Das Schweigen über den Brexit

In Großbritanniens Wahlkampf spielt der EU-Austritt trotz der wirtschaftlichen Verwerfungen keine Rolle

  • Peter Stäuber, London
  • Lesedauer: 4 Min.
Keir Starmer (Mitte) war mal für den Verbleib in der EU, im Wahlkampf in Großbritannien will er davon nichts mehr wissen.
Keir Starmer (Mitte) war mal für den Verbleib in der EU, im Wahlkampf in Großbritannien will er davon nichts mehr wissen.

Bei der Parlamentswahl im Dezember 2019 war der EU-Austritt so zentral, dass die Medien von der »Brexit-Wahl« sprachen. Umso verwunderlicher, dass man dieser Tage kaum etwas davon hört. Im aktuellen Wahlkampf spielt der EU-Austritt praktisch keine Rolle, in manchen TV-Debatten ist er überhaupt nicht zur Sprache gekommen. Man spricht von einer »Brexit-Omertà«.

Die Tories haben gute Gründe, sich an dieses Schweigegebot zu halten. Denn die meisten Briten sind sich mittlerweile einig, dass der Brexit ein Reinfall war. Der versprochene wirtschaftliche Aufschwung ist ausgeblieben, Unternehmen klagen über lähmende Handelshemmnisse, und das Ende der Personenfreizügigkeit hatte zur Folge, dass in den Restaurants und Pubs das Personal fehlt. Die Tories, die mal so große Brexit-Fans waren, wollen die Wähler lieber nicht daran erinnern, dass sie die Hauptverantwortung für diesen Misserfolg tragen.
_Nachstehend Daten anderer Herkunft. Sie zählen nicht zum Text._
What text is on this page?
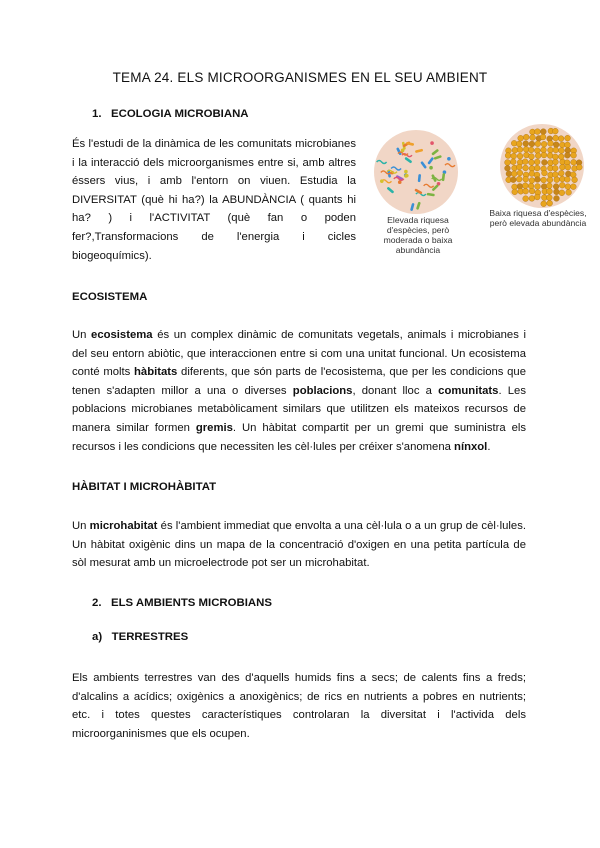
TEMA 24. ELS MICROORGANISMES EN EL SEU AMBIENT
1. ECOLOGIA MICROBIANA
És l'estudi de la dinàmica de les comunitats microbianes i la interacció dels microorganismes entre si, amb altres éssers vius, i amb l'entorn on viuen. Estudia la DIVERSITAT (què hi ha?) la ABUNDÀNCIA ( quants hi ha? ) i l'ACTIVITAT (què fan o poden fer?,Transformacions de l'energia i cicles biogeoquímics).
Elevada riquesa d'espècies, però moderada o baixa abundància
Baixa riquesa d'espècies, però elevada abundància
ECOSISTEMA
Un ecosistema és un complex dinàmic de comunitats vegetals, animals i microbianes i del seu entorn abiòtic, que interaccionen entre si com una unitat funcional. Un ecosistema conté molts hàbitats diferents, que són parts de l'ecosistema, que per les condicions que tenen s'adapten millor a una o diverses poblacions, donant lloc a comunitats. Les poblacions microbianes metabòlicament similars que utilitzen els mateixos recursos de manera similar formen gremis. Un hàbitat compartit per un gremi que suministra els recursos i les condicions que necessiten les cèl·lules per créixer s'anomena nínxol.
HÀBITAT I MICROHÀBITAT
Un microhabitat és l'ambient immediat que envolta a una cèl·lula o a un grup de cèl·lules. Un hàbitat oxigènic dins un mapa de la concentració d'oxigen en una petita partícula de sòl mesurat amb un microelectrode pot ser un microhabitat.
2. ELS AMBIENTS MICROBIANS
a) TERRESTRES
Els ambients terrestres van des d'aquells humids fins a secs; de calents fins a freds; d'alcalins a acídics; oxigènics a anoxigènics; de rics en nutrients a pobres en nutrients; etc. i totes questes característiques controlaran la diversitat i l'activida dels microorganinismes que els ocupen.
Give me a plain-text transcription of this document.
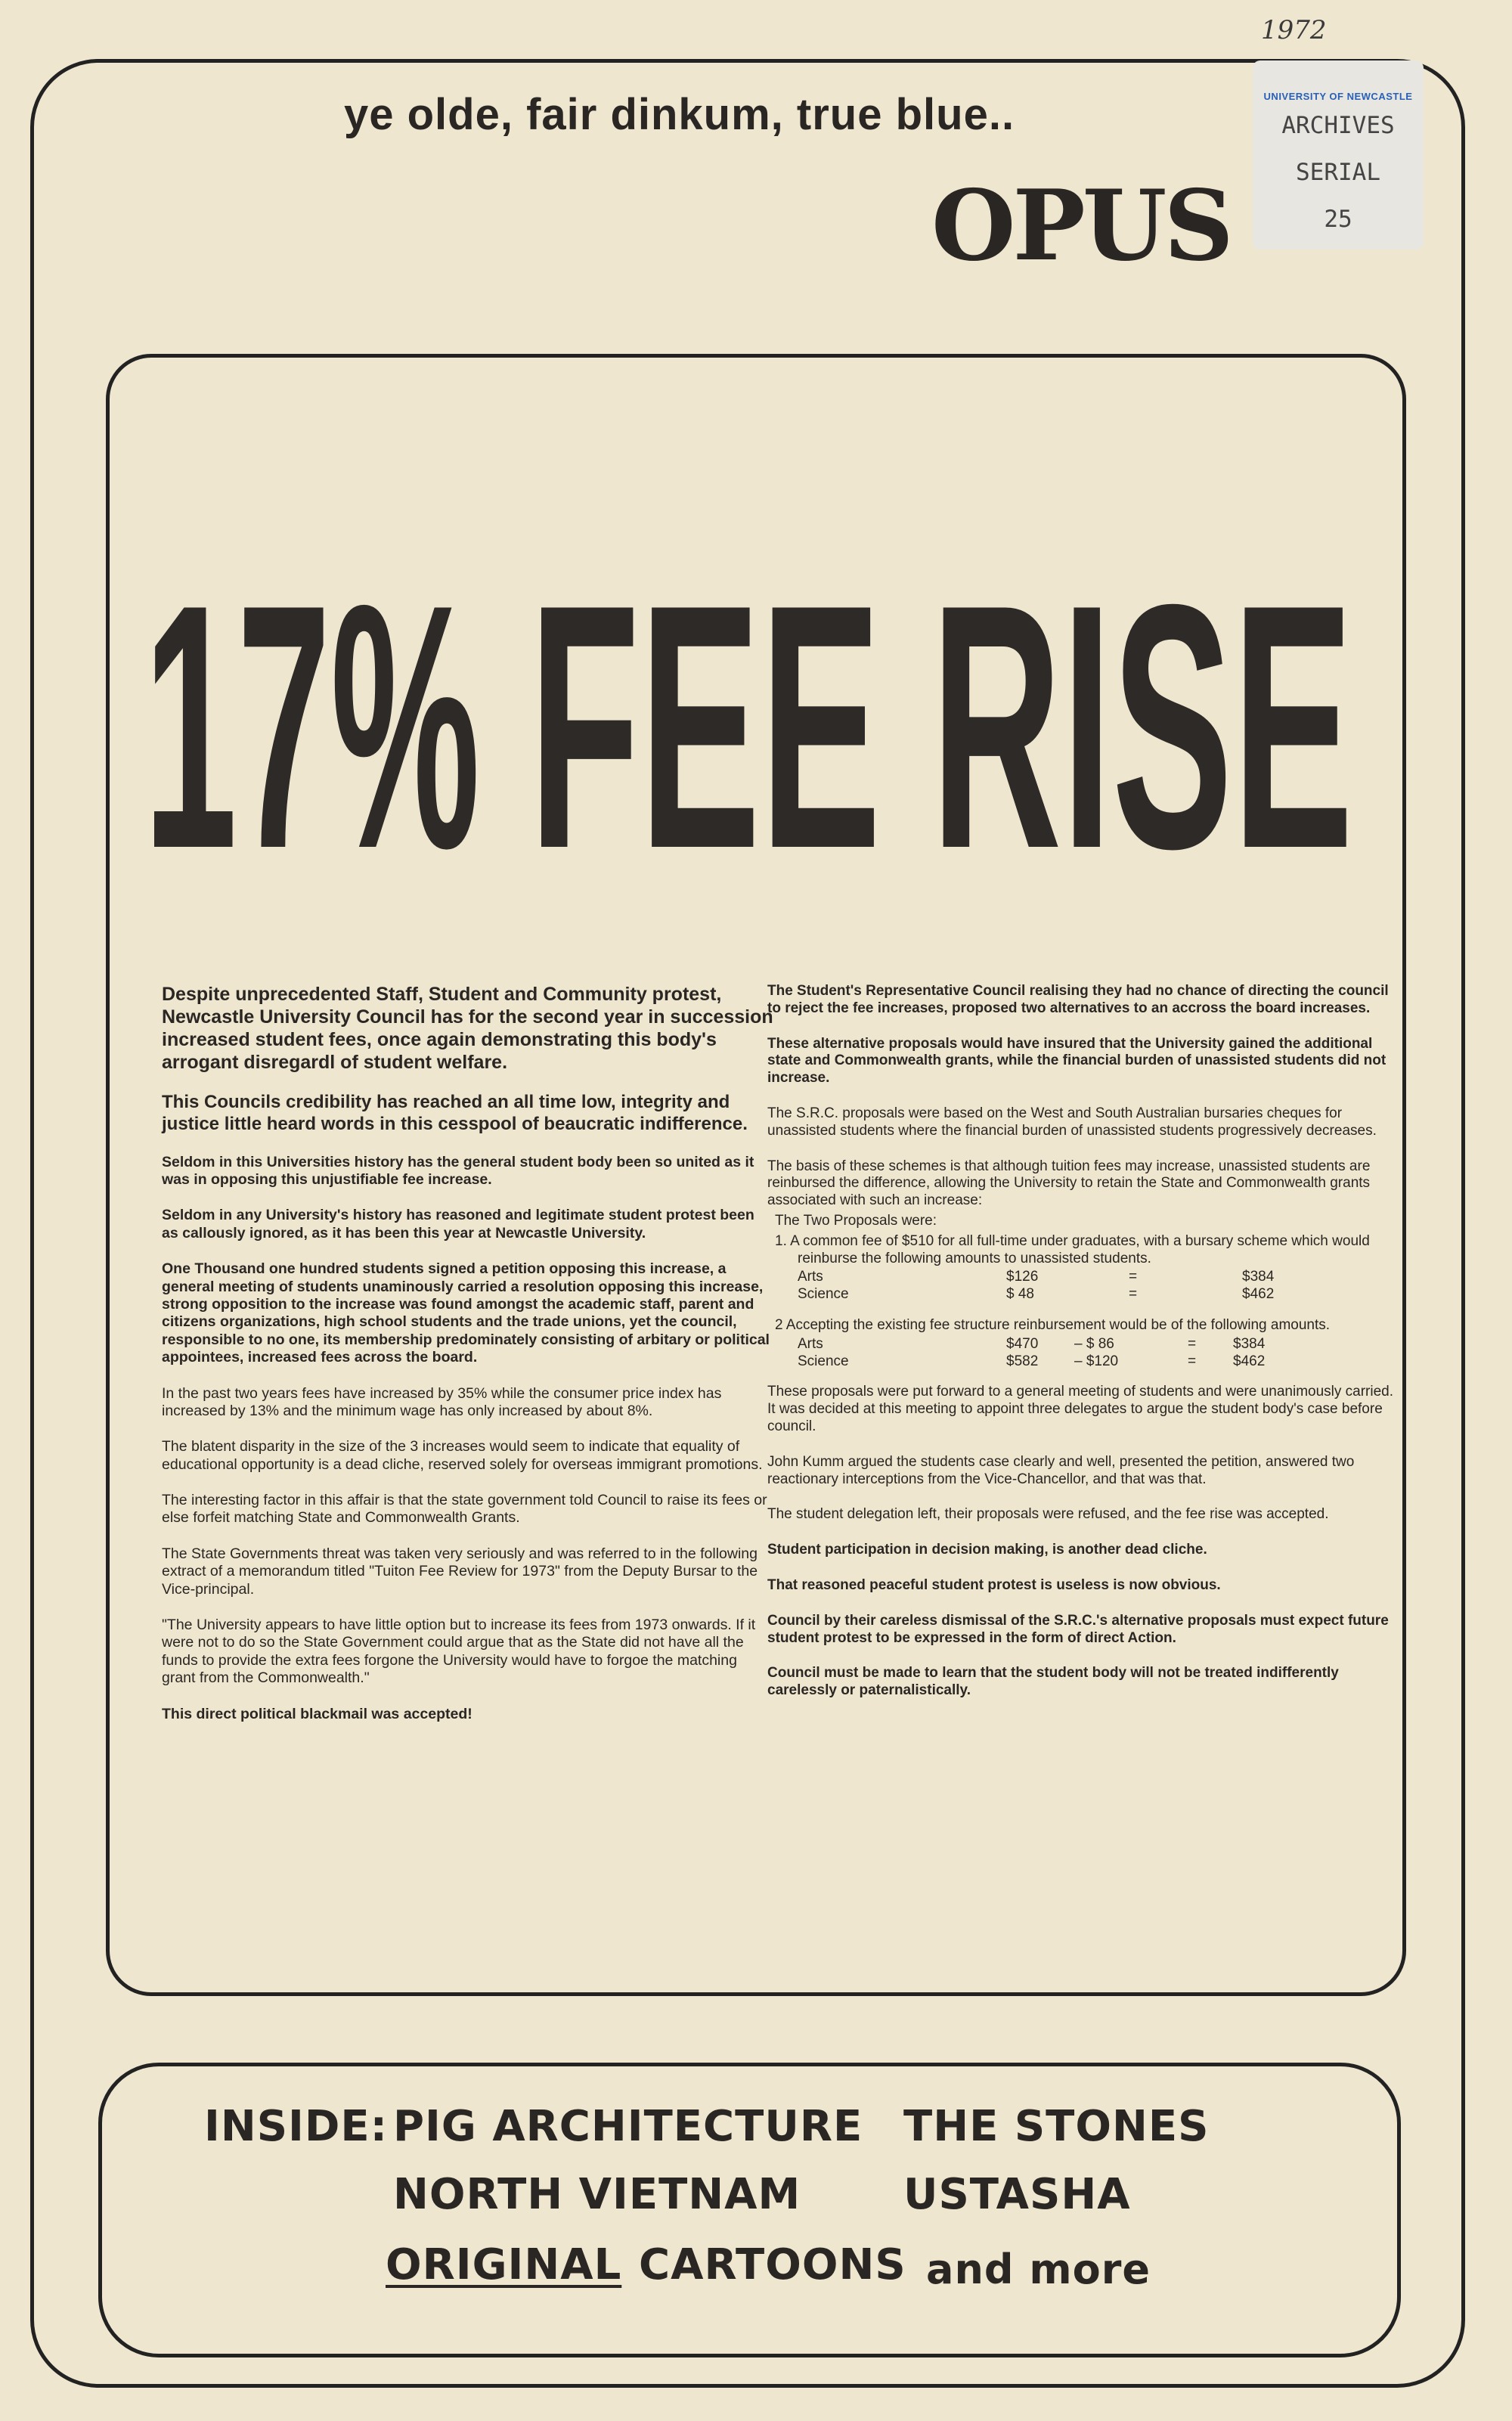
1972
UNIVERSITY OF NEWCASTLE
ARCHIVES
SERIAL
25
ye olde, fair dinkum, true blue..
OPUS
17% FEE RISE

Despite unprecedented Staff, Student and Community protest, Newcastle University Council has for the second year in succession increased student fees, once again demonstrating this body's arrogant disregardl of student welfare.

This Councils credibility has reached an all time low, integrity and justice little heard words in this cesspool of beaucratic indifference.

Seldom in this Universities history has the general student body been so united as it was in opposing this unjustifiable fee increase.

Seldom in any University's history has reasoned and legitimate student protest been as callously ignored, as it has been this year at Newcastle University.

One Thousand one hundred students signed a petition opposing this increase, a general meeting of students unaminously carried a resolution opposing this increase, strong opposition to the increase was found amongst the academic staff, parent and citizens organizations, high school students and the trade unions, yet the council, responsible to no one, its membership predominately consisting of arbitary or political appointees, increased fees across the board.

In the past two years fees have increased by 35% while the consumer price index has increased by 13% and the minimum wage has only increased by about 8%.

The blatent disparity in the size of the 3 increases would seem to indicate that equality of educational opportunity is a dead cliche, reserved solely for overseas immigrant promotions.

The interesting factor in this affair is that the state government told Council to raise its fees or else forfeit matching State and Commonwealth Grants.

The State Governments threat was taken very seriously and was referred to in the following extract of a memorandum titled "Tuiton Fee Review for 1973" from the Deputy Bursar to the Vice-principal.

"The University appears to have little option but to increase its fees from 1973 onwards. If it were not to do so the State Government could argue that as the State did not have all the funds to provide the extra fees forgone the University would have to forgoe the matching grant from the Commonwealth."

This direct political blackmail was accepted!

The Student's Representative Council realising they had no chance of directing the council to reject the fee increases, proposed two alternatives to an accross the board increases.

These alternative proposals would have insured that the University gained the additional state and Commonwealth grants, while the financial burden of unassisted students did not increase.

The S.R.C. proposals were based on the West and South Australian bursaries cheques for unassisted students where the financial burden of unassisted students progressively decreases.

The basis of these schemes is that although tuition fees may increase, unassisted students are reinbursed the difference, allowing the University to retain the State and Commonwealth grants associated with such an increase:

The Two Proposals were:

1. A common fee of $510 for all full-time under graduates, with a bursary scheme which would reinburse the following amounts to unassisted students.

Arts	$126	=	$384
Science	$ 48	=	$462

2 Accepting the existing fee structure reinbursement would be of the following amounts.

Arts	$470	– $ 86	=	$384
Science	$582	– $120	=	$462

These proposals were put forward to a general meeting of students and were unanimously carried. It was decided at this meeting to appoint three delegates to argue the student body's case before council.

John Kumm argued the students case clearly and well, presented the petition, answered two reactionary interceptions from the Vice-Chancellor, and that was that.

The student delegation left, their proposals were refused, and the fee rise was accepted.

Student participation in decision making, is another dead cliche.

That reasoned peaceful student protest is useless is now obvious.

Council by their careless dismissal of the S.R.C.'s alternative proposals must expect future student protest to be expressed in the form of direct Action.

Council must be made to learn that the student body will not be treated indifferently carelessly or paternalistically.

INSIDE: PIG ARCHITECTURE THE STONES
NORTH VIETNAM USTASHA
ORIGINAL CARTOONS and more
Labour erteilt Wiedereintritt in die EU eine Absage

Keir Starmers Labour-Partei hingegen hält sich aus einem anderen Grund zurück: Sie will sich nicht dem Vorwurf aussetzen, den Brexit umkehren zu wollen. Denn obwohl der Brexit-Kater mit voller Wucht eingeschlagen hat, haben die meisten Briten laut Umfragen keine Lust, den Streit wieder von vorne zu beginnen. Dazu kommt, dass Labour am 4. Juli gerade in jenen Wahlkreisen Stimmen gewinnen will, die 2016 für den EU-Austritt gestimmt haben. »Es herrscht eine Nervosität, weil Starmer als ehemaliger Remain-Befürworter angreifbar ist«, sagte Anand Menon, Vorsitzender des Thinktanks UK in a Changing Europe, gegenüber dem »Guardian«.

Am vergangenen Sonntag – dem 8. Jahrestag des Brexit-Votums – erinnerte Rishi Sunak die Wähler daran, dass Starmer einst ein glühender Anti-Brexit-Aktivist war und ein zweites Referendum befürwortete. »Starmer glaubt nicht an Großbritannien. Er will den Brexit rückgängig machen«, behauptete Sunak.

Starmer bestreitet dies vehement. »Wir werden der EU nicht wieder beitreten«, sagte er am Wochenende. Auch werde Großbritannien außerhalb des Binnenmarkts und der Zollunion bleiben, eine Rückkehr der Personenfreizügigkeit sei ausgeschlossen. Eine erneute EU-Debatte würde nur zu Unsicherheit führen, »und ich glaube nicht, dass dies uns helfen wird, unsere Wirtschaft wiederaufzubauen«, sagte der Labour-Chef.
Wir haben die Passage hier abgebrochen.